Victor Pizarro, a health advocate, and his husband decided to ride out the storm in their home in the Gentilly Terrace neighborhood, although they said they would leave town if they lost power for an extended period.

“It’s definitely triggering to even have to think about this and make these decisions,” Mr. Pizarro said in a telephone interview while he drove across town in search of a spare part for his generator. “It’s exhausting to be a New Orleanian and a Louisianian at this point.”

Andy Horowitz and his family decided to vacate their home in the Algiers Point neighborhood, which sits directly across the Mississippi River from the French Quarter. Mr.

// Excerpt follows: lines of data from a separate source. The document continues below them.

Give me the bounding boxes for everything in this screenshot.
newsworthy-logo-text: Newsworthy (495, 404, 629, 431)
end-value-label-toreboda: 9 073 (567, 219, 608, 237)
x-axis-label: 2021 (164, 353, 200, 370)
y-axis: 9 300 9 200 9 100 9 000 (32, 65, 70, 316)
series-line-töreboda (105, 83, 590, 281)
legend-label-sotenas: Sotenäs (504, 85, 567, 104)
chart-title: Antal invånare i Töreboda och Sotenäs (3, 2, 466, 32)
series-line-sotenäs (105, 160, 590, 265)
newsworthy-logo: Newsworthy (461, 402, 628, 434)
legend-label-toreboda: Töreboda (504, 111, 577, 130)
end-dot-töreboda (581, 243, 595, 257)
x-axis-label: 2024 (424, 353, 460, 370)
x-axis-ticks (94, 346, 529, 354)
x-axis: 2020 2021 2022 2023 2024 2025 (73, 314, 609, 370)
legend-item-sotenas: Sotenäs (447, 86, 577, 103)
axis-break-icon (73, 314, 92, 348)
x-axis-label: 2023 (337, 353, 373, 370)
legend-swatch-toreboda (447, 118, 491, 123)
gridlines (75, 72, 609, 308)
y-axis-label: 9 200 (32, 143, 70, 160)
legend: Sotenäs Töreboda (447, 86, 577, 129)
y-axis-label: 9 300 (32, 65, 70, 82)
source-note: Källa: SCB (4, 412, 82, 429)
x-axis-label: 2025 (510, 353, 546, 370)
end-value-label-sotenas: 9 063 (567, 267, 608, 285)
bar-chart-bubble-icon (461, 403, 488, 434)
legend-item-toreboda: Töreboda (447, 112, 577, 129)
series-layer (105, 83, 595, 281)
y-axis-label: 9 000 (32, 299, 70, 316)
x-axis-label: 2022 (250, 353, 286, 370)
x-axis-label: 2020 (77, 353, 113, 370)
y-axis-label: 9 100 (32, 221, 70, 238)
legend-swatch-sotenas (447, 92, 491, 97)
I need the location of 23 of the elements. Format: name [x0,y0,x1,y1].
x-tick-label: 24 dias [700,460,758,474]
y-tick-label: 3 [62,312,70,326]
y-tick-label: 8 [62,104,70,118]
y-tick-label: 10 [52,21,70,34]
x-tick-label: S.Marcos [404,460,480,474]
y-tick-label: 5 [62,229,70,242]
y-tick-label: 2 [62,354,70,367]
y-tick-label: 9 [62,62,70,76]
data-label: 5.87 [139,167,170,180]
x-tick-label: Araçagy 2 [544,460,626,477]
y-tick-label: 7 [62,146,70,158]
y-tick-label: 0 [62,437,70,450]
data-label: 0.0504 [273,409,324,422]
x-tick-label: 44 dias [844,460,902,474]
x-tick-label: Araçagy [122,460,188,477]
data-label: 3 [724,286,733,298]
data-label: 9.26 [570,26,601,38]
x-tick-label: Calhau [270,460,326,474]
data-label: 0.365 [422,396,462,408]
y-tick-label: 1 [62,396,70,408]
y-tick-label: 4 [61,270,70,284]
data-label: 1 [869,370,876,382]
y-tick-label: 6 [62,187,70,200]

Horowitz is the author of “Katrina: A History, 1915-2015,” and he is among those scholars and Louisiana residents who fear that the city’s new flood protection system, as massive as it is, may prove to be inadequate for a sinking city in the likely path of more frequent and powerful storms in the age of climate change.

“Every summer, New Orleans plays a game of Russian roulette, and every summer we pull the trigger,” Mr. Horowitz said.

“What we learned during Hurricane Katrina is we are all first-responders,” Ms. Cantrell said. “It’s about taking care of one another.”